Good luck finding 15% Liquid Chlorine! However, here in NJ, 12% is available in 2.5 and 5 gallon carboys. The place I get it from has so much turnover that their "12%" usually tests at 14-14.5%
With YOUR pool, figuring how much Free Chlorine a gallon will add is easy: Just multiply the percentage of the concentration by 10. So 1 gallon of 15% will add 1.5ppm of FC. 1 gallon of 8.25% will add .825ppm of FC.

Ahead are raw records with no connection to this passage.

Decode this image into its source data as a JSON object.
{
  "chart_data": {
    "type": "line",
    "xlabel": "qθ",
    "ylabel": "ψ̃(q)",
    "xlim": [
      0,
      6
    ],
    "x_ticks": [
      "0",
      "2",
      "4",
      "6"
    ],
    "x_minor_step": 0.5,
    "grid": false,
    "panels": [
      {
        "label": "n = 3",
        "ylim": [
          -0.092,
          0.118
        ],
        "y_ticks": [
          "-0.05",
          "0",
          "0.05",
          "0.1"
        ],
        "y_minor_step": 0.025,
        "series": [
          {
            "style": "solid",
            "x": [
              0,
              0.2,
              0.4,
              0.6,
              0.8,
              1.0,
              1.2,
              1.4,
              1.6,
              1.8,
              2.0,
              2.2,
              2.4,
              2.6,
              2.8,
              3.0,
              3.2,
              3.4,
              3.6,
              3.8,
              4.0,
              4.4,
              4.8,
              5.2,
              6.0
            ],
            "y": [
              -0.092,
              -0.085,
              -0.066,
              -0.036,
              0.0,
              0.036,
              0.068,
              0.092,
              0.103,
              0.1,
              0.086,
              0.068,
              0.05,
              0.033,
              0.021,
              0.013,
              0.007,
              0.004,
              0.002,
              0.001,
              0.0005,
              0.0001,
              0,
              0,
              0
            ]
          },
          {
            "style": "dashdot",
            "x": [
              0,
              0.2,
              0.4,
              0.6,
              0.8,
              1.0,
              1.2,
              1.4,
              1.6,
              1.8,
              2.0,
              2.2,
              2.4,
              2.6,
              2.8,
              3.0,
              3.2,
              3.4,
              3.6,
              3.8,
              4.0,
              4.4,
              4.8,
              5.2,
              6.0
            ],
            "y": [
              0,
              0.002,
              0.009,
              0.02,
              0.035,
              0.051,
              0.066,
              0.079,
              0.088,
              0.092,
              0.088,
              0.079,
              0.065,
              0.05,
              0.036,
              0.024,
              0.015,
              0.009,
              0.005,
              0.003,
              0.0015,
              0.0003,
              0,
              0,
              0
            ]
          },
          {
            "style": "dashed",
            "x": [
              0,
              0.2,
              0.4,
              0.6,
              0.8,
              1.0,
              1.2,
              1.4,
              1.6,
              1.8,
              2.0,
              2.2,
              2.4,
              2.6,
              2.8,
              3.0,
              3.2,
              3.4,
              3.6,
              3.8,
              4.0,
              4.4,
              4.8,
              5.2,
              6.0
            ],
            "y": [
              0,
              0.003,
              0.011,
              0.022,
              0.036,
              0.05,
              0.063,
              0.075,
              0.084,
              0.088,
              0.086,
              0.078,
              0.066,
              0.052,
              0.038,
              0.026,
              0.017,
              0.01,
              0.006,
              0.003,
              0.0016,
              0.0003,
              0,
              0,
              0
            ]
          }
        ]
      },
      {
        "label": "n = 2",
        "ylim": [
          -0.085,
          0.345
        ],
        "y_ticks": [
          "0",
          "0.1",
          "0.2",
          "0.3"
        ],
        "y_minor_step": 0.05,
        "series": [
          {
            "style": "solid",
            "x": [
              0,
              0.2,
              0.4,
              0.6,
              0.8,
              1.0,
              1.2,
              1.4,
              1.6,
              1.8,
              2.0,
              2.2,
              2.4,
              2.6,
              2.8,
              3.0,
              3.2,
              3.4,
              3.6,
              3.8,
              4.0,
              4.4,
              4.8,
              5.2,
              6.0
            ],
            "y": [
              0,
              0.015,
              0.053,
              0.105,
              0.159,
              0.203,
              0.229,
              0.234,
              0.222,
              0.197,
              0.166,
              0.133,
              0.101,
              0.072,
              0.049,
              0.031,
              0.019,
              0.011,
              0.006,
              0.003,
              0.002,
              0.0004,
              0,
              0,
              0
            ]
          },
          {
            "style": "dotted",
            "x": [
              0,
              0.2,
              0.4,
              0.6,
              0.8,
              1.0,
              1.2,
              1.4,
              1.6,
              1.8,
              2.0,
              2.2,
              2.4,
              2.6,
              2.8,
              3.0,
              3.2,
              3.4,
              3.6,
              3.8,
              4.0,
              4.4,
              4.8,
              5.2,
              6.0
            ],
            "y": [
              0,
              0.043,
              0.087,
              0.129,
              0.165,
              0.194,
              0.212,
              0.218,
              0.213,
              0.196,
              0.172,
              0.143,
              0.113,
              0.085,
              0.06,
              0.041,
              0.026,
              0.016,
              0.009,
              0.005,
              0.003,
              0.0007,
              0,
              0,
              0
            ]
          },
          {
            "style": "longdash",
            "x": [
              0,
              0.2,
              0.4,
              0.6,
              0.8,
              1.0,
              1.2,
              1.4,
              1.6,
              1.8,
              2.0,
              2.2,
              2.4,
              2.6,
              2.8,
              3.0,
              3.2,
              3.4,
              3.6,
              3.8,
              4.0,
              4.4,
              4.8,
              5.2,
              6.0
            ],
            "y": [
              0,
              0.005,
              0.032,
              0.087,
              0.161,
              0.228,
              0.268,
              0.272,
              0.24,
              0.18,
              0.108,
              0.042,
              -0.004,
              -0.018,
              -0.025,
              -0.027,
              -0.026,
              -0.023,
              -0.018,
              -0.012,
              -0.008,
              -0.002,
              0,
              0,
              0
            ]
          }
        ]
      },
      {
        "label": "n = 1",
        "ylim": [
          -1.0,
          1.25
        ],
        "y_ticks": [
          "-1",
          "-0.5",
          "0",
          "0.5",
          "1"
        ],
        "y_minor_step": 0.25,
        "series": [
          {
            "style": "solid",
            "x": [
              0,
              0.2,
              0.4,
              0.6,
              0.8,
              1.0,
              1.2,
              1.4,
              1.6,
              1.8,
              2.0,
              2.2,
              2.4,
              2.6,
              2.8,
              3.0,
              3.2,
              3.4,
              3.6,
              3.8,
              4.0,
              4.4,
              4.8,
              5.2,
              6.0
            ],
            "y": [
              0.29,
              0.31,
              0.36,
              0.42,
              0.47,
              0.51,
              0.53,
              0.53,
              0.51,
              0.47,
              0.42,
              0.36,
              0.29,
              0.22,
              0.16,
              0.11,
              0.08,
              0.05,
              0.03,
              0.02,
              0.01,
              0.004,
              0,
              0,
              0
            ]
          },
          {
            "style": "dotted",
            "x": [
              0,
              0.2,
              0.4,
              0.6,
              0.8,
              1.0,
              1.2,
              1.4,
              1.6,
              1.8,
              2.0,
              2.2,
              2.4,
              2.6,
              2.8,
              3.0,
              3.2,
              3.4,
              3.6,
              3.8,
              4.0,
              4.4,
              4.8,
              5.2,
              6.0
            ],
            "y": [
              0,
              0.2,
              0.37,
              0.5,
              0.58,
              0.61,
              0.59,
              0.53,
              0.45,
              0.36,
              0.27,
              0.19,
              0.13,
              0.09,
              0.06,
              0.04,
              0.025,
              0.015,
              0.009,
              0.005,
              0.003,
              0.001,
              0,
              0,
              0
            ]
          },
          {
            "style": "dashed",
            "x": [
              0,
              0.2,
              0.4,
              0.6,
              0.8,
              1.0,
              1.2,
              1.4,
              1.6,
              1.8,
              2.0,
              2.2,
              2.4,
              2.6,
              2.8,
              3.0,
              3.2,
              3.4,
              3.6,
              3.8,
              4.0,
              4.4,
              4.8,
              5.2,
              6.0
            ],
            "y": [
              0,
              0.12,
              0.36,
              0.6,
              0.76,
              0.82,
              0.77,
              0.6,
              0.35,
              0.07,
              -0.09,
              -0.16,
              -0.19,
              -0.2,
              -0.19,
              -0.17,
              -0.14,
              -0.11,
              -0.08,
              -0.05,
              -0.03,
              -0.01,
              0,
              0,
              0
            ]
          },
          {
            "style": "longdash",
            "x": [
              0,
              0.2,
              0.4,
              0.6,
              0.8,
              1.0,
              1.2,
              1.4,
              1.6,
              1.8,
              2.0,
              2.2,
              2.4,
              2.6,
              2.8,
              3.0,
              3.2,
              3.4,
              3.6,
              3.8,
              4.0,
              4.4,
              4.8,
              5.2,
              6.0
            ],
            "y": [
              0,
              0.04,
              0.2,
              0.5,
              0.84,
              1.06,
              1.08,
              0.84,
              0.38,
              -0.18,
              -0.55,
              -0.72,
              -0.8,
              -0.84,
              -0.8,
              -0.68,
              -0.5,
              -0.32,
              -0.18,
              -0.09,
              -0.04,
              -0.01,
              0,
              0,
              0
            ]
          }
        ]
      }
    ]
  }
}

But we do need a full screen of pool tests to be able to help.
That would be:
Free Chlorine (FC)
Combined Chloramines (CC) or Total Chlorine (TC)==> TC = FC + CC so if we have 2 we get the third.
pH
Total Alkalinity (TA or T/A)
Calcium Hardness (CH)
Stabilizer/Conditioner (CYA/Cyanuric Acid/Isocyanuric Acid)
Two carboys of nominal 12% run me about $35-$36 and, if they test at 14%, will add 14ppm of FC to your pool. Yeah, you'll need at least that much, maybe more, every dose, and you'll need multiple doses. But 100,000 gallons of water will probably cost far more.
If it turns out your stabilizer is low, Di-Chlor powder may be the way to rapidly raise both FC and CYA levels.
Ben is usually the best person to handle very large pools, but this is the first I remember that wasn't a public or commercial pool.